Any compensation awarded and all payments thereof "shall bear judicial interest from the date compensation was due until the date of satisfaction." La.R.S. 23:1201.3 A; Trahan v. Turner Industries, 2008-704 (La.App. 3 Cir. 12/10/08), 999 So.2d 268. The judgment is silent as to legal interest; it will be amended to provide for legal interest from the date compensation was due until the date of satisfaction.

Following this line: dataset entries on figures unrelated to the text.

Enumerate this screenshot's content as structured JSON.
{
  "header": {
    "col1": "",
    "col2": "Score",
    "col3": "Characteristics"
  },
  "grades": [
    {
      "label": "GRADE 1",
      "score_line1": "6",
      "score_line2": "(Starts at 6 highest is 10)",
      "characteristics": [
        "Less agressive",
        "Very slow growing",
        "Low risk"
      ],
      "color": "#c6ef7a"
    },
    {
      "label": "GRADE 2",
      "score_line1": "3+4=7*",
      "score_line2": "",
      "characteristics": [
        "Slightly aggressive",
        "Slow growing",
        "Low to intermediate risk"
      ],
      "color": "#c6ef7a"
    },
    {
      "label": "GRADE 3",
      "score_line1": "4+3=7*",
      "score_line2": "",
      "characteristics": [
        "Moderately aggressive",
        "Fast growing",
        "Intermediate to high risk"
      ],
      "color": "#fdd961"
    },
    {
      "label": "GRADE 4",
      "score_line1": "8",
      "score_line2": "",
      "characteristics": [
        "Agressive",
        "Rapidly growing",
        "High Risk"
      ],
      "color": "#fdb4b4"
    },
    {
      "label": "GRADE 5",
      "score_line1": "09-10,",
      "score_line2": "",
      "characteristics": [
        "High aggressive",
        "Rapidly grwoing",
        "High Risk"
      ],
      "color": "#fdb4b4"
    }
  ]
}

Further, the judgment explicitly states, "St. Francis Medical Center is hereby cast with all costs of these proceedings," so the contention that the WCJ erred in failing to assess costs is plainly without merit. Finally, even though statutory attorney fees are subject to postjudgment interest, Sharbono v. Steve Lang § Son Loggers, 97-0110 (La.7/1/97), 696 So.2d 1382, 79 A.L.R. 5th 733, our previous finding that St. Francis reasonably controverted the claim and is not liable for penalties and attorney fees under R.S. 23:1201 F(2) obviates any consideration of this claim.
Conclusion
For the reasons expressed, the judgment; is affirmed insofar as it finds that Ms. Dugan sustained a work-related injury and awarded her TTD, medical benefits and incidental expenses. The judgment is amended to award judicial interest from the date compensation was due until the date of satisfaction. The judgment is reversed insofar as it imposed penalties and an attorney fee, and the request for an additional attorney fee is denied. Each side is to bear its own appellate costs. La.C.C.P. art. 1920.
AFFIRMED IN PART, AMENDED, AND REVERSED IN PART.